Rechtsanwalt Wolf J. Reuter

Jacobsen Rechtsanwälte Rechtsanwaltsgesellschaft mbH
10707, Berlin
26.09.2012

Mobbe fleißig und nähre Dich redlich

P.S: Hätten Sie mal nur mir die Rosen gebracht: -)

Ja, Rosen.

Das wäre schön gewesen. Aber ob es dann anders gekommen wäre? Nein! Die Entscheidung des LAG Rheinland-Pfalz vom 30.04.2012 (5 Sa 687/11) ist vielmehr ein Lehrstück für umgekehrtes Mobbing (ich würde ja „Reverse-Mobbing“ sagen, aber es braucht keinen neuen Anglizismus). Gemeint ist der Terror von Arbeitnehmern gegen Arbeitgeber. Man könnte auch sagen, das Urteil sei ein Lehrstück darüber, wie Selbstüberschätzung in den Abgrund führt.

Die eingangs zitierte Zeile stammt aus einer Mail, die eine Mitarbeiterin ihrem Chef geschrieben hat, und sie war bitterböse gemeint. Das erschließt sich erst bei der Betrachtung dieses hanebüchenen Falls.
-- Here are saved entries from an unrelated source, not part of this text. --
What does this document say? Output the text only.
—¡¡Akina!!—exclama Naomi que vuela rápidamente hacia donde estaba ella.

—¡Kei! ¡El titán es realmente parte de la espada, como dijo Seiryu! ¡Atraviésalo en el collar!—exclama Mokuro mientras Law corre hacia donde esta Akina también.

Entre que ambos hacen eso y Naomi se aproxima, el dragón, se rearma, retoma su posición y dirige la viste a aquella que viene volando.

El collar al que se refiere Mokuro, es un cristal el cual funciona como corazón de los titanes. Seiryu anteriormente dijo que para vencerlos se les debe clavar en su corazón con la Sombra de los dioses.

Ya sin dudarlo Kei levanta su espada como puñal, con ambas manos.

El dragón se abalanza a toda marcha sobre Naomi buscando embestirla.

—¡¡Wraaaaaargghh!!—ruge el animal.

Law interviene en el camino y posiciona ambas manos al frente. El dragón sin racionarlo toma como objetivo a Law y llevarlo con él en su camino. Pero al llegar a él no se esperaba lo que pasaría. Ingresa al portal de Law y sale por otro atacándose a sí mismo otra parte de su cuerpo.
Da gab es eine Mitarbeiterin, die nennen wir mal Rose. Rose ist die Art von Mitarbeiterin – möglicherweise, wir stellen sie uns jedenfalls so vor – die Arbeitgeber das Fürchten lehrt, immer recht zu haben meint und damit nicht hinter dem Berg hält. Irgendwann ging auch Roses Rechthaberei dem Arbeitgeber zu weit. Nachdem Rose mit ihren Kollegen, vor allem Claus (erfundener Name) ein Blame-Game gespielt hatte, dass die Internetleitung nur so knisterte, hatte der Geschäftsführer genug und wollte alle Kontrahenten zum Personalgespräch sehen. Rose antwortete:

Macht sowieso keinen Sinn, immerhin mache ich das Mobbing schon seit einem halben Jahr mit C. mit. Ich sehe da keinen Sinn mehr darin immer wieder das Gleiche zu erzählen und immer wieder das Gleiche zu erleben…
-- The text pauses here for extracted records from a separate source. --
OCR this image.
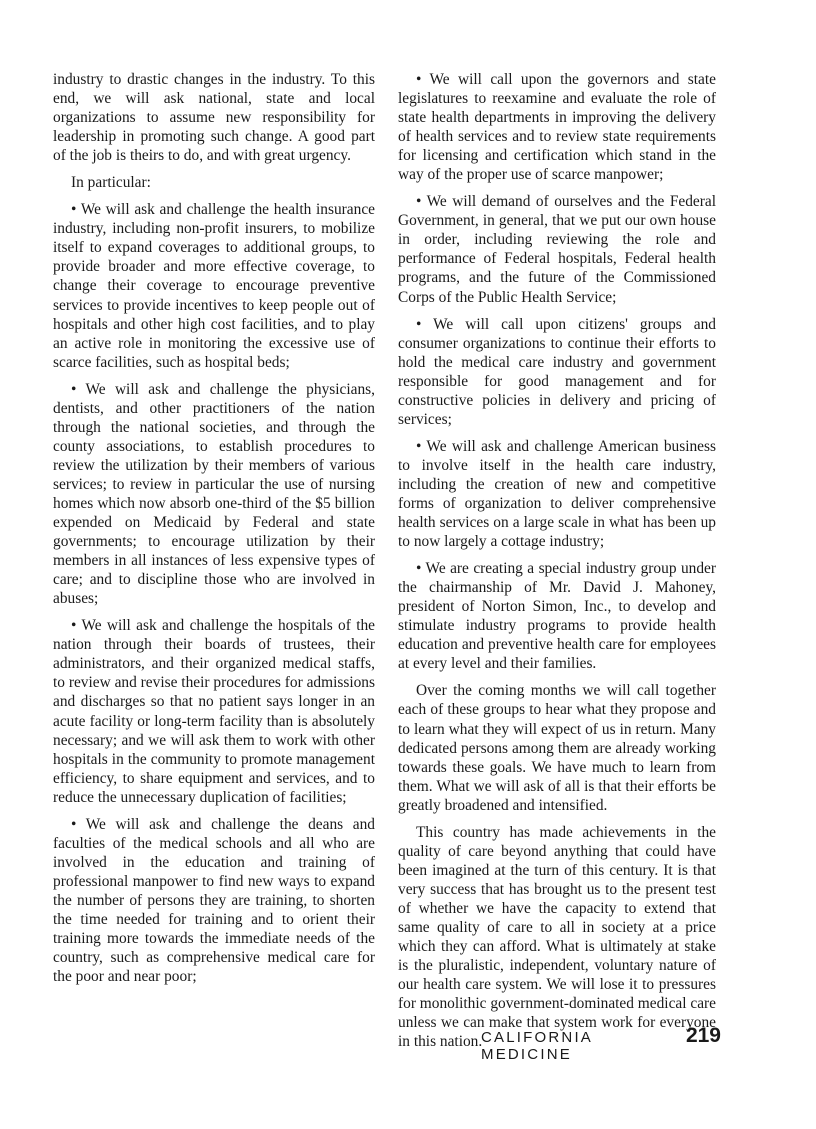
industry to drastic changes in the industry. To this end, we will ask national, state and local organizations to assume new responsibility for leadership in promoting such change. A good part of the job is theirs to do, and with great urgency.

In particular:

• We will ask and challenge the health insurance industry, including non-profit insurers, to mobilize itself to expand coverages to additional groups, to provide broader and more effective coverage, to change their coverage to encourage preventive services to provide incentives to keep people out of hospitals and other high cost facilities, and to play an active role in monitoring the excessive use of scarce facilities, such as hospital beds;

• We will ask and challenge the physicians, dentists, and other practitioners of the nation through the national societies, and through the county associations, to establish procedures to review the utilization by their members of various services; to review in particular the use of nursing homes which now absorb one-third of the $5 billion expended on Medicaid by Federal and state governments; to encourage utilization by their members in all instances of less expensive types of care; and to discipline those who are involved in abuses;

• We will ask and challenge the hospitals of the nation through their boards of trustees, their administrators, and their organized medical staffs, to review and revise their procedures for admissions and discharges so that no patient says longer in an acute facility or long-term facility than is absolutely necessary; and we will ask them to work with other hospitals in the community to promote management efficiency, to share equipment and services, and to reduce the unnecessary duplication of facilities;

• We will ask and challenge the deans and faculties of the medical schools and all who are involved in the education and training of professional manpower to find new ways to expand the number of persons they are training, to shorten the time needed for training and to orient their training more towards the immediate needs of the country, such as comprehensive medical care for the poor and near poor;

• We will call upon the governors and state legislatures to reexamine and evaluate the role of state health departments in improving the delivery of health services and to review state requirements for licensing and certification which stand in the way of the proper use of scarce manpower;

• We will demand of ourselves and the Federal Government, in general, that we put our own house in order, including reviewing the role and performance of Federal hospitals, Federal health programs, and the future of the Commissioned Corps of the Public Health Service;

• We will call upon citizens' groups and consumer organizations to continue their efforts to hold the medical care industry and government responsible for good management and for constructive policies in delivery and pricing of services;

• We will ask and challenge American business to involve itself in the health care industry, including the creation of new and competitive forms of organization to deliver comprehensive health services on a large scale in what has been up to now largely a cottage industry;

• We are creating a special industry group under the chairmanship of Mr. David J. Mahoney, president of Norton Simon, Inc., to develop and stimulate industry programs to provide health education and preventive health care for employees at every level and their families.

Over the coming months we will call together each of these groups to hear what they propose and to learn what they will expect of us in return. Many dedicated persons among them are already working towards these goals. We have much to learn from them. What we will ask of all is that their efforts be greatly broadened and intensified.

This country has made achievements in the quality of care beyond anything that could have been imagined at the turn of this century. It is that very success that has brought us to the present test of whether we have the capacity to extend that same quality of care to all in society at a price which they can afford. What is ultimately at stake is the pluralistic, independent, voluntary nature of our health care system. We will lose it to pressures for monolithic government-dominated medical care unless we can make that system work for everyone in this nation.

CALIFORNIA MEDICINE
219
Claus, das sieht man, war nicht mehr ihr Liebling. Der Geschäftsführer hat aber auf seinem Personalgespräch bestanden. Zumal von „Mobbing“ durch Claus oder sonst einen Kollegen hier das allererste Mal die Rede war. Das wundert uns nicht: Das Wort ist in aller Munde, aber keiner verwendet es sachgerecht. Jedenfalls wollte der Geschäftsführer wissen, was los sei.
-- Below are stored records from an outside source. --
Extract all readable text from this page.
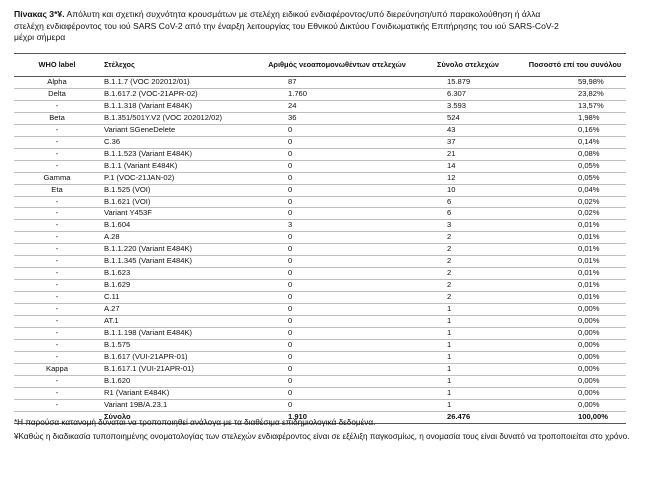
Πίνακας 3*¥. Απόλυτη και σχετική συχνότητα κρουσμάτων με στελέχη ειδικού ενδιαφέροντος/υπό διερεύνηση/υπό παρακολούθηση ή άλλα
στελέχη ενδιαφέροντος του ιού SARS CoV-2 από την έναρξη λειτουργίας του Εθνικού Δικτύου Γονιδιωματικής Επιτήρησης του ιού SARS-CoV-2
μέχρι σήμερα
WHO label	Στέλεχος	Αριθμός νεοαπομονωθέντων στελεχών	Σύνολο στελεχών	Ποσοστό επί του συνόλου
Alpha	B.1.1.7 (VOC 202012/01)	87	15.879	59,98%
Delta	B.1.617.2 (VOC-21APR-02)	1.760	6.307	23,82%
-	B.1.1.318 (Variant E484K)	24	3.593	13,57%
Beta	B.1.351/501Y.V2 (VOC 202012/02)	36	524	1,98%
-	Variant SGeneDelete	0	43	0,16%
-	C.36	0	37	0,14%
-	B.1.1.523 (Variant E484K)	0	21	0,08%
-	B.1.1 (Variant E484K)	0	14	0,05%
Gamma	P.1 (VOC-21JAN-02)	0	12	0,05%
Eta	B.1.525 (VOI)	0	10	0,04%
-	B.1.621 (VOI)	0	6	0,02%
-	Variant Y453F	0	6	0,02%
-	B.1.604	3	3	0,01%
-	A.28	0	2	0,01%
-	B.1.1.220 (Variant E484K)	0	2	0,01%
-	B.1.1.345 (Variant E484K)	0	2	0,01%
-	B.1.623	0	2	0,01%
-	B.1.629	0	2	0,01%
-	C.11	0	2	0,01%
-	A.27	0	1	0,00%
-	AT.1	0	1	0,00%
-	B.1.1.198 (Variant E484K)	0	1	0,00%
-	B.1.575	0	1	0,00%
-	B.1.617 (VUI-21APR-01)	0	1	0,00%
Kappa	B.1.617.1 (VUI-21APR-01)	0	1	0,00%
-	B.1.620	0	1	0,00%
-	R1 (Variant E484K)	0	1	0,00%
-	Variant 19B/A.23.1	0	1	0,00%
	Σύνολο	1.910	26.476	100,00%

*Η παρούσα κατανομή δύναται να τροποποιηθεί ανάλογα με τα διαθέσιμα επιδημιολογικά δεδομένα.

¥Καθώς η διαδικασία τυποποιημένης ονοματολογίας των στελεχών ενδιαφέροντος είναι σε εξέλιξη παγκοσμίως, η ονομασία τους είναι δυνατό να τροποποιείται στο χρόνο.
Rose fügte sich. Sie hatte aber einen perfiden Plan. Den sie auch ausführte, wie man aus ihrer Mail sehen kann, die sie nach dem Personalgespräch an den Geschäftsführer schickte:

„…ich wurde jahrelang in ihrem Unternehmen gemobbt. Eine Anlage sende ich Ihnen anbei (Mitarbeiter erstellten mit Chef eine Pornoseite mit meinem Foto). Da ich mich dagegen gewehrt habe, wurde ich heute gekündigt. Ich möchte Ihnen daher nicht verheimlichen, dass ich den Fall mit Benennung des Verlages an die Öffentlichkeit weitergebe…

Das heutige Personalgespräch mit Herrn I. und Herrn L. habe ich auf meinem Handy mitgeschnitten.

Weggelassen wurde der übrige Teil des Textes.